Indeed it was seven years before Town fielded a ‘borrowed’ player in a first-team game.

It was this weekend in 1974 that Southampton striker Ally MacLeod turned out for Town at Grimsby in what was then Division III (now League I).

The 23-year-old Glaswegian (who is not to be confused with the late former Scotland manager) was brought in by Bobby Collins in the wake of three straight defeats, and made an instant impact.

He scored the winner as Town came from behind to triumph 2-1 at Blundell Park.

It proved to be his only goal in four outings while at Leeds Road, but Town didn’t lose any of the games in which he was involved.

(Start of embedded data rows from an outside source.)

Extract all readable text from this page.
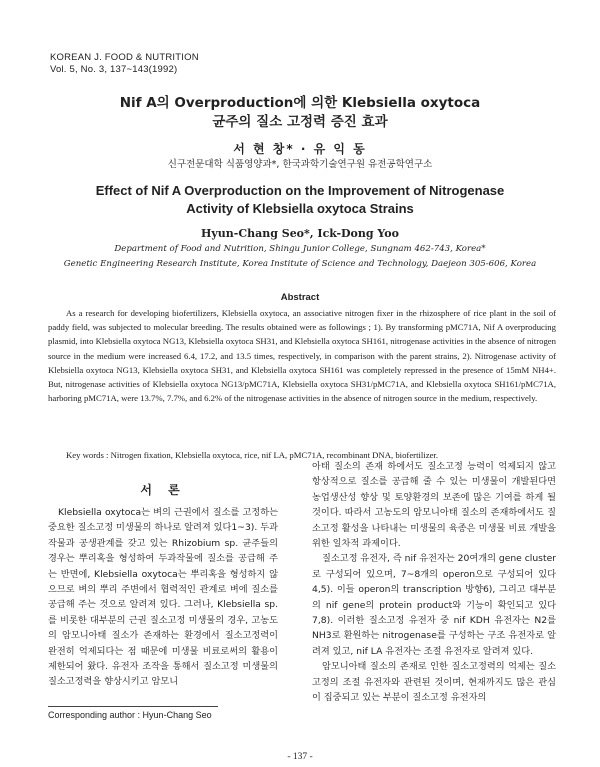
KOREAN J. FOOD & NUTRITION
Vol. 5, No. 3, 137~143(1992)
Nif A의 Overproduction에 의한 Klebsiella oxytoca
균주의 질소 고정력 증진 효과
서 현 창* · 유 익 동
신구전문대학 식품영양과*, 한국과학기술연구원 유전공학연구소
Effect of Nif A Overproduction on the Improvement of Nitrogenase
Activity of Klebsiella oxytoca Strains
Hyun-Chang Seo*, Ick-Dong Yoo
Department of Food and Nutrition, Shingu Junior College, Sungnam 462-743, Korea*
Genetic Engineering Research Institute, Korea Institute of Science and Technology, Daejeon 305-606, Korea
Abstract
As a research for developing biofertilizers, Klebsiella oxytoca, an associative nitrogen fixer in the rhizosphere of rice plant in the soil of paddy field, was subjected to molecular breeding. The results obtained were as followings ; 1). By transforming pMC71A, Nif A overproducing plasmid, into Klebsiella oxytoca NG13, Klebsiella oxytoca SH31, and Klebsiella oxytoca SH161, nitrogenase activities in the absence of nitrogen source in the medium were increased 6.4, 17.2, and 13.5 times, respectively, in comparison with the parent strains, 2). Nitrogenase activity of Klebsiella oxytoca NG13, Klebsiella oxytoca SH31, and Klebsiella oxytoca SH161 was completely repressed in the presence of 15mM NH4+. But, nitrogenase activities of Klebsiella oxytoca NG13/pMC71A, Klebsiella oxytoca SH31/pMC71A, and Klebsiella oxytoca SH161/pMC71A, harboring pMC71A, were 13.7%, 7.7%, and 6.2% of the nitrogenase activities in the absence of nitrogen source in the medium, respectively.
Key words : Nitrogen fixation, Klebsiella oxytoca, rice, nif LA, pMC71A, recombinant DNA, biofertilizer.
서 론

Klebsiella oxytoca는 벼의 근권에서 질소를 고정하는 중요한 질소고정 미생물의 하나로 알려져 있다1~3). 두과작물과 공생관계를 갖고 있는 Rhizobium sp. 균주들의 경우는 뿌리혹을 형성하여 두과작물에 질소를 공급해 주는 반면에, Klebsiella oxytoca는 뿌리혹을 형성하지 않으므로 벼의 뿌리 주변에서 협력적인 관계로 벼에 질소를 공급해 주는 것으로 알려져 있다. 그러나, Klebsiella sp.를 비롯한 대부분의 근권 질소고정 미생물의 경우, 고농도의 암모니아태 질소가 존재하는 환경에서 질소고정력이 완전히 억제되다는 점 때문에 미생물 비료로써의 활용이 제한되어 왔다. 유전자 조작을 통해서 질소고정 미생물의 질소고정력을 향상시키고 암모니

아태 질소의 존재 하에서도 질소고정 능력이 억제되지 않고 항상적으로 질소를 공급해 줄 수 있는 미생물이 개발된다면 농업생산성 향상 및 토양환경의 보존에 많은 기여를 하게 될 것이다. 따라서 고농도의 암모니아태 질소의 존재하에서도 질소고정 활성을 나타내는 미생물의 육종은 미생물 비료 개발을 위한 일차적 과제이다.

질소고정 유전자, 즉 nif 유전자는 20여개의 gene cluster로 구성되어 있으며, 7~8개의 operon으로 구성되어 있다4,5). 이들 operon의 transcription 방향6), 그리고 대부분의 nif gene의 protein product와 기능이 확인되고 있다7,8). 이러한 질소고정 유전자 중 nif KDH 유전자는 N2를 NH3로 환원하는 nitrogenase를 구성하는 구조 유전자로 알려져 있고, nif LA 유전자는 조절 유전자로 알려져 있다.

암모니아태 질소의 존재로 인한 질소고정력의 억제는 질소고정의 조절 유전자와 관련된 것이며, 현재까지도 많은 관심이 집중되고 있는 부분이 질소고정 유전자의

Corresponding author : Hyun-Chang Seo
- 137 -
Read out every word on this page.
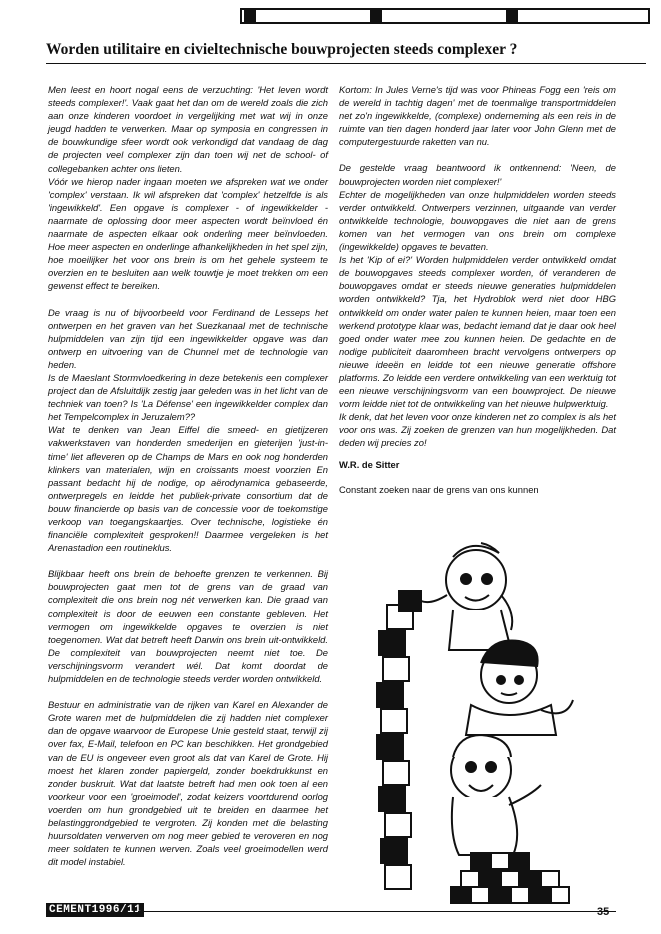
Worden utilitaire en civieltechnische bouwprojecten steeds complexer ?

Men leest en hoort nogal eens de verzuchting: 'Het leven wordt steeds complexer!'. Vaak gaat het dan om de wereld zoals die zich aan onze kinderen voordoet in vergelijking met wat wij in onze jeugd hadden te verwerken. Maar op symposia en congressen in de bouwkundige sfeer wordt ook verkondigd dat vandaag de dag de projecten veel complexer zijn dan toen wij net de school- of collegebanken achter ons lieten.

Vóór we hierop nader ingaan moeten we afspreken wat we onder 'complex' verstaan. Ik wil afspreken dat 'complex' hetzelfde is als 'ingewikkeld'. Een opgave is complexer - of ingewikkelder - naarmate de oplossing door meer aspecten wordt beïnvloed én naarmate de aspecten elkaar ook onderling meer beïnvloeden. Hoe meer aspecten en onderlinge afhankelijkheden in het spel zijn, hoe moeilijker het voor ons brein is om het gehele systeem te overzien en te besluiten aan welk touwtje je moet trekken om een gewenst effect te bereiken.

De vraag is nu of bijvoorbeeld voor Ferdinand de Lesseps het ontwerpen en het graven van het Suezkanaal met de technische hulpmiddelen van zijn tijd een ingewikkelder opgave was dan ontwerp en uitvoering van de Chunnel met de technologie van heden.

Is de Maeslant Stormvloedkering in deze betekenis een complexer project dan de Afsluitdijk zestig jaar geleden was in het licht van de techniek van toen? Is 'La Défense' een ingewikkelder complex dan het Tempelcomplex in Jeruzalem??

Wat te denken van Jean Eiffel die smeed- en gietijzeren vakwerkstaven van honderden smederijen en gieterijen 'just-in-time' liet afleveren op de Champs de Mars en ook nog honderden klinkers van materialen, wijn en croissants moest voorzien En passant bedacht hij de nodige, op aërodynamica gebaseerde, ontwerpregels en leidde het publiek-private consortium dat de bouw financierde op basis van de concessie voor de toekomstige verkoop van toegangskaartjes. Over technische, logistieke én financiële complexiteit gesproken!! Daarmee vergeleken is het Arenastadion een routineklus.

Blijkbaar heeft ons brein de behoefte grenzen te verkennen. Bij bouwprojecten gaat men tot de grens van de graad van complexiteit die ons brein nog nét verwerken kan. Die graad van complexiteit is door de eeuwen een constante gebleven. Het vermogen om ingewikkelde opgaves te overzien is niet toegenomen. Wat dat betreft heeft Darwin ons brein uit-ontwikkeld. De complexiteit van bouwprojecten neemt niet toe. De verschijningsvorm verandert wél. Dat komt doordat de hulpmiddelen en de technologie steeds verder worden ontwikkeld.

Bestuur en administratie van de rijken van Karel en Alexander de Grote waren met de hulpmiddelen die zij hadden niet complexer dan de opgave waarvoor de Europese Unie gesteld staat, terwijl zij over fax, E-Mail, telefoon en PC kan beschikken. Het grondgebied van de EU is ongeveer even groot als dat van Karel de Grote. Hij moest het klaren zonder papiergeld, zonder boekdrukkunst en zonder buskruit. Wat dat laatste betreft had men ook toen al een voorkeur voor een 'groeimodel', zodat keizers voortdurend oorlog voerden om hun grondgebied uit te breiden en daarmee het belastinggrondgebied te vergroten. Zij konden met die belasting huursoldaten verwerven om nog meer gebied te veroveren en nog meer soldaten te kunnen werven. Zoals veel groeimodellen werd dit model instabiel.

Kortom: In Jules Verne's tijd was voor Phineas Fogg een 'reis om de wereld in tachtig dagen' met de toenmalige transportmiddelen net zo'n ingewikkelde, (complexe) onderneming als een reis in de ruimte van tien dagen honderd jaar later voor John Glenn met de computergestuurde raketten van nu.

De gestelde vraag beantwoord ik ontkennend: 'Neen, de bouwprojecten worden niet complexer!'

Echter de mogelijkheden van onze hulpmiddelen worden steeds verder ontwikkeld. Ontwerpers verzinnen, uitgaande van verder ontwikkelde technologie, bouwopgaves die niet aan de grens komen van het vermogen van ons brein om complexe (ingewikkelde) opgaves te bevatten.

Is het 'Kip of ei?' Worden hulpmiddelen verder ontwikkeld omdat de bouwopgaves steeds complexer worden, óf veranderen de bouwopgaves omdat er steeds nieuwe generaties hulpmiddelen worden ontwikkeld? Tja, het Hydroblok werd niet door HBG ontwikkeld om onder water palen te kunnen heien, maar toen een werkend prototype klaar was, bedacht iemand dat je daar ook heel goed onder water mee zou kunnen heien. De gedachte en de nodige publiciteit daaromheen bracht vervolgens ontwerpers op nieuwe ideeën en leidde tot een nieuwe generatie offshore platforms. Zo leidde een verdere ontwikkeling van een werktuig tot een nieuwe verschijningsvorm van een bouwproject. De nieuwe vorm leidde niet tot de ontwikkeling van het nieuwe hulpwerktuig.

Ik denk, dat het leven voor onze kinderen net zo complex is als het voor ons was. Zij zoeken de grenzen van hun mogelijkheden. Dat deden wij precies zo!

W.R. de Sitter
Constant zoeken naar de grens van ons kunnen
CEMENT1996/11	35
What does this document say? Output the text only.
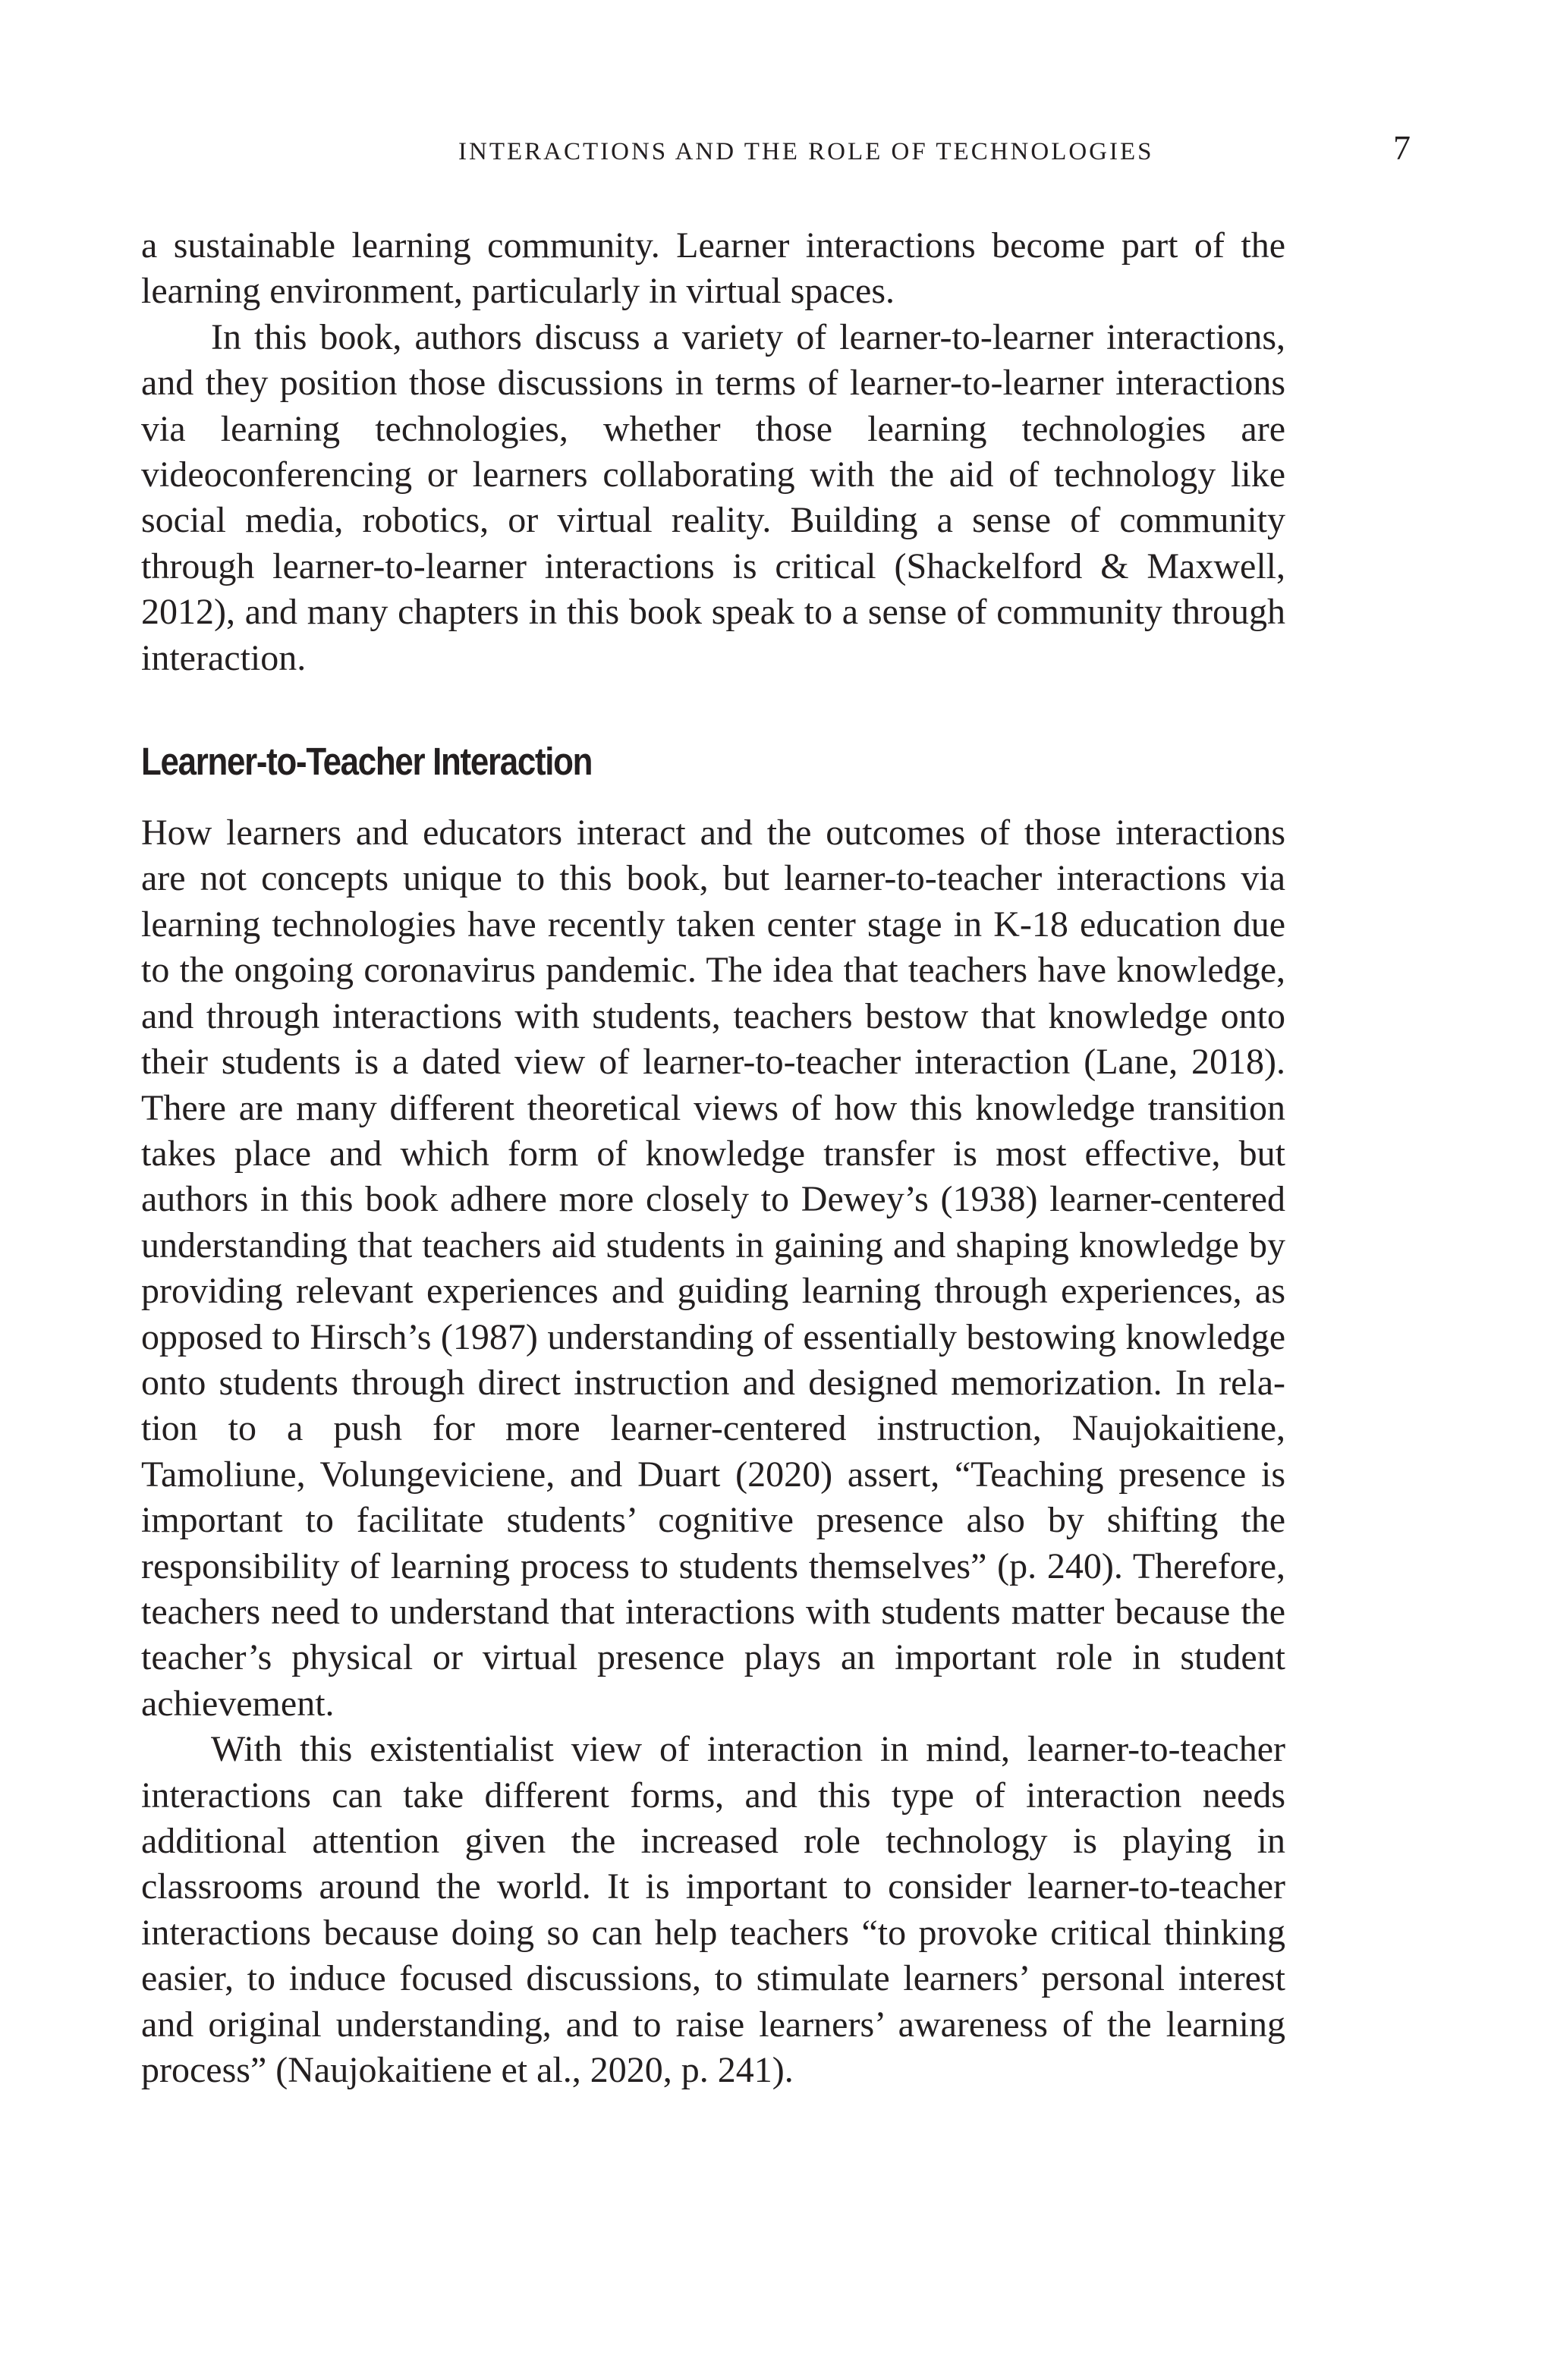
INTERACTIONS AND THE ROLE OF TECHNOLOGIES	7

a sustainable learning community. Learner interactions become part of the learning environment, particularly in virtual spaces.

In this book, authors discuss a variety of learner-to-learner interactions, and they position those discussions in terms of learner-to-learner interactions via learning technologies, whether those learning technologies are videoconferencing or learners collaborating with the aid of technology like social media, robotics, or virtual reality. Building a sense of community through learner-to-learner interactions is critical (Shackelford & Maxwell, 2012), and many chapters in this book speak to a sense of community through interaction.

Learner-to-Teacher Interaction

How learners and educators interact and the outcomes of those interactions are not concepts unique to this book, but learner-to-teacher interactions via learning technologies have recently taken center stage in K-18 education due to the ongoing coronavirus pandemic. The idea that teachers have knowledge, and through interactions with students, teachers bestow that knowledge onto their students is a dated view of learner-to-teacher interaction (Lane, 2018). There are many different theoretical views of how this knowledge transition takes place and which form of knowledge transfer is most effective, but authors in this book adhere more closely to Dewey’s (1938) learner-centered understanding that teachers aid students in gaining and shaping knowledge by providing relevant experiences and guiding learning through experiences, as opposed to Hirsch’s (1987) understanding of essentially bestowing knowledge onto students through direct instruction and designed memorization. In relation to a push for more learner-centered instruction, Naujokaitiene, Tamoliune, Volungeviciene, and Duart (2020) assert, “Teaching presence is important to facilitate students’ cognitive presence also by shifting the responsibility of learning process to students themselves” (p. 240). Therefore, teachers need to understand that interactions with students matter because the teacher’s physical or virtual presence plays an important role in student achievement.

With this existentialist view of interaction in mind, learner-to-teacher interactions can take different forms, and this type of interaction needs additional attention given the increased role technology is playing in classrooms around the world. It is important to consider learner-to-teacher interactions because doing so can help teachers “to provoke critical thinking easier, to induce focused discussions, to stimulate learners’ personal interest and original understanding, and to raise learners’ awareness of the learning process” (Naujokaitiene et al., 2020, p. 241).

A prolific scorer for St Mirren for three years, he signed for Southampton in the close-season of 1973, but found his chances limited by the presence of Mick Channon and Peter Osgood.

He managed only three appearances in his 18 months with the Saints, who transferred him to Hibernian, where he again hit the net with regularity.

Incidentally, MacLeod, who saw out his career with stints at Stenhousemuir, Hamilton and Queen of the South, was hardly likely to have suffered the same fate as Danny Cadamarteri, who ended up being sent off after his over-exuberant goal celebration in Tuesday’s clash with Nottingham Forest.

Writing in the Edinburgh-based Scotsman newspaper earlier this year, Glenn Gibbons described the former Hibs favourite as “possibly the least emotive player in the history of the game”

Gibbons added: “On scoring a goal, MacLeod gave the impression somebody had just stolen his sweeties.

“Not so much as one arm would be raised as he turned and walked stoically away from his latest piece of magic, leaving his teammates to the celebratory leaping and hollering.

“In conversation at his home in East Kilbride one day, the question of his apparent dourness, even at the most intoxicating moment the game has to offer, elicited the response that he didn’t see the reason for any fuss, as if scoring the most exhilarating of goals was as peremptory an exercise as a clerk entering an item in a ledger.”